5–9 Nov 2021
60th Anniversary Hall , Inha Univ. Incheon, South Korea
Asia/Seoul timezone

Renormalization of equation of state by hydrodynamic fluctuations within dynamical model

6 Nov 2021, 16:17
17m
Room 107 (60th Anniversary Hall , Inha Univ. Incheon, South Korea)

Room 107

60th Anniversary Hall , Inha Univ. Incheon, South Korea

INHA UNIVERSITY, 100 Inha-ro, Michuhol-gu, Incheon 22212, South Korea

Speaker

Dr Koichi Murase (Kyoto University)

Description

Event-by-event fluctuations measured in the heavy-ion observables such as the flow coefficients and their correlations play an important role in extracting the matter properties. While the major origin of the observed flows are the initial fluctuations, other sources of the fluctuations become also important in smaller systems and in the quantitative determination of the matter properties.

Recently, hydrodynamic fluctuations are one of the hot topics as one of the sources of the event-by-event fluctuations. Hydrodynamic fluctuations are the thermal fluctuations of hydrodynamic description and are introduced as random noise fields in hydrodynamic equations, and such a framework is called fluctuating hydrodynamics. In dynamical models, hydrodynamic fluctuations are shown to have a considerable effect on observables, particularly for the longitudinal dynamics [1-3]. However, one issue of the fluctuating hydrodynamic model is that the hydrodynamic fluctuations shift the bulk properties of the background matter through the non-linear interactions of the fluctuations [1]. The bare equation of state and transport coefficients appearing in the dynamical equations need to be renormalized as functions of the cutoff parameter of the hydrodynamic fluctuations so that the overall bulk properties (i.e., long-range behavior) of the matter become cutoff independent.

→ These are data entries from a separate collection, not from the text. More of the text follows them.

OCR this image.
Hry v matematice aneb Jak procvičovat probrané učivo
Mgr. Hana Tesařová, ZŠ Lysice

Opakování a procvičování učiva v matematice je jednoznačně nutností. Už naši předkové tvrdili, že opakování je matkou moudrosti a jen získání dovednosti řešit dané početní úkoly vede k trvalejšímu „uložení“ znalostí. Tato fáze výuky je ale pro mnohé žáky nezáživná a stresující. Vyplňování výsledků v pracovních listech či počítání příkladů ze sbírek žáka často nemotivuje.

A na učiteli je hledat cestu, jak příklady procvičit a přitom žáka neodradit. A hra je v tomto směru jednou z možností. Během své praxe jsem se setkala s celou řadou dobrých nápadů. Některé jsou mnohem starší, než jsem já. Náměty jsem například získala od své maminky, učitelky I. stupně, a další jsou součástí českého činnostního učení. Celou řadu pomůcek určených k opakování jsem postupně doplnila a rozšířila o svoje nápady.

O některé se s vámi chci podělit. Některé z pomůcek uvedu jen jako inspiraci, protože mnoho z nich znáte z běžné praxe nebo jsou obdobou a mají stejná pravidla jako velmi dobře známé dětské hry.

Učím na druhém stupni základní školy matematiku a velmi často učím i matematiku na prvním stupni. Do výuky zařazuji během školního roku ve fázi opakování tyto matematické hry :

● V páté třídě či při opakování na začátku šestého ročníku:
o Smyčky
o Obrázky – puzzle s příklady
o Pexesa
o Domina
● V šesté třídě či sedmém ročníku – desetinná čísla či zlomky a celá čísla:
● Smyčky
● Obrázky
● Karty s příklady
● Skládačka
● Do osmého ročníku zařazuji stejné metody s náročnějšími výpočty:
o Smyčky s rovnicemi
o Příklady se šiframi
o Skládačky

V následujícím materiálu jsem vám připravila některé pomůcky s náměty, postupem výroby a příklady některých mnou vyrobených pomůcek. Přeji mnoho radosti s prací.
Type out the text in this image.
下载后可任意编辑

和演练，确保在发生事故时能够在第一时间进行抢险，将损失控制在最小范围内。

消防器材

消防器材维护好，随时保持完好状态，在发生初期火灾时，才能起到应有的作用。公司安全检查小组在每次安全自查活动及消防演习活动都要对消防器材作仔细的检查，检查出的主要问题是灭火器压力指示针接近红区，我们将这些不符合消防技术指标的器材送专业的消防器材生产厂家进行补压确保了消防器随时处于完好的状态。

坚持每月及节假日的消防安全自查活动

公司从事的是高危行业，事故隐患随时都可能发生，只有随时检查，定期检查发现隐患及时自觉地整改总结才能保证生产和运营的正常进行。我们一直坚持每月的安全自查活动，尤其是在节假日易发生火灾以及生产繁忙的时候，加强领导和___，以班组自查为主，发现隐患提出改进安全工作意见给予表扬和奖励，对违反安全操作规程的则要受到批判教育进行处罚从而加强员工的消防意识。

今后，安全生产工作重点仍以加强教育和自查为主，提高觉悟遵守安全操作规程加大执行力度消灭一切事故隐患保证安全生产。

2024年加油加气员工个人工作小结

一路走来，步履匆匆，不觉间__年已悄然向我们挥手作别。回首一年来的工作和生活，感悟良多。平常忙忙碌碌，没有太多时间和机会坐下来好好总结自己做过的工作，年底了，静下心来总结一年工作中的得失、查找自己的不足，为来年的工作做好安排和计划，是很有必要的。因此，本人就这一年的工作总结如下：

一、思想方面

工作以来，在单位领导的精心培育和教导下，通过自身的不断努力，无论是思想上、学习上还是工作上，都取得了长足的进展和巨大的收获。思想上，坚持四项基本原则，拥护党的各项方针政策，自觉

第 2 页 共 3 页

In this talk, we focus on the renormalization of the equation of state within the dynamical models. We first discuss the general properties of the renormalization of the equation of state and argue that the renormalization becomes important near the crossover or phase-transition temperature. We next reconstruct the bare equation of state from the lattice EoS based on the existing analytical results [4,5]. Such reconstruction is not unique in general, so we obtain the results assuming the existence of a single equation of state which is independent of the background. We examine the obtained equation of state in the dynamical code by calculating static equilibrium and find that the analytical results based on perturbation break down when the cutoff becomes shorter (i.e., higher in momentum space) and the fluctuations become large. We try to numerically improve the bare equation of state using the dynamical code for shorter cutoffs.

  • [1] K. Murase, and T. Hirano, Nucl. Phys. A 956, 276 (2016).
  • [2] A. Sakai, K. Murase, and T. Hirano, Nucl.Phys. A 982, 339 (2019), Phys. Rev. C 102, 064903 (2020), Nucl. Phys. A 1005, 121969 (2021).
  • [3] M. Singh, C. Shen, S. McDonald, S. Jeon, and C. Gale, Nucl. Phys. A 982, 319 (2019).
  • [4] P. Kovtun, G. D. Moore, and P. Romatschke, Phys. Rev. D 84, 025006 (2011).
  • [5] Y. Akamatsu, A. Mazeliauskas, and D. Teany, Phys. Rev. C 95, 014909 (2017), Phys. Rev. C 97, 024902 (2018).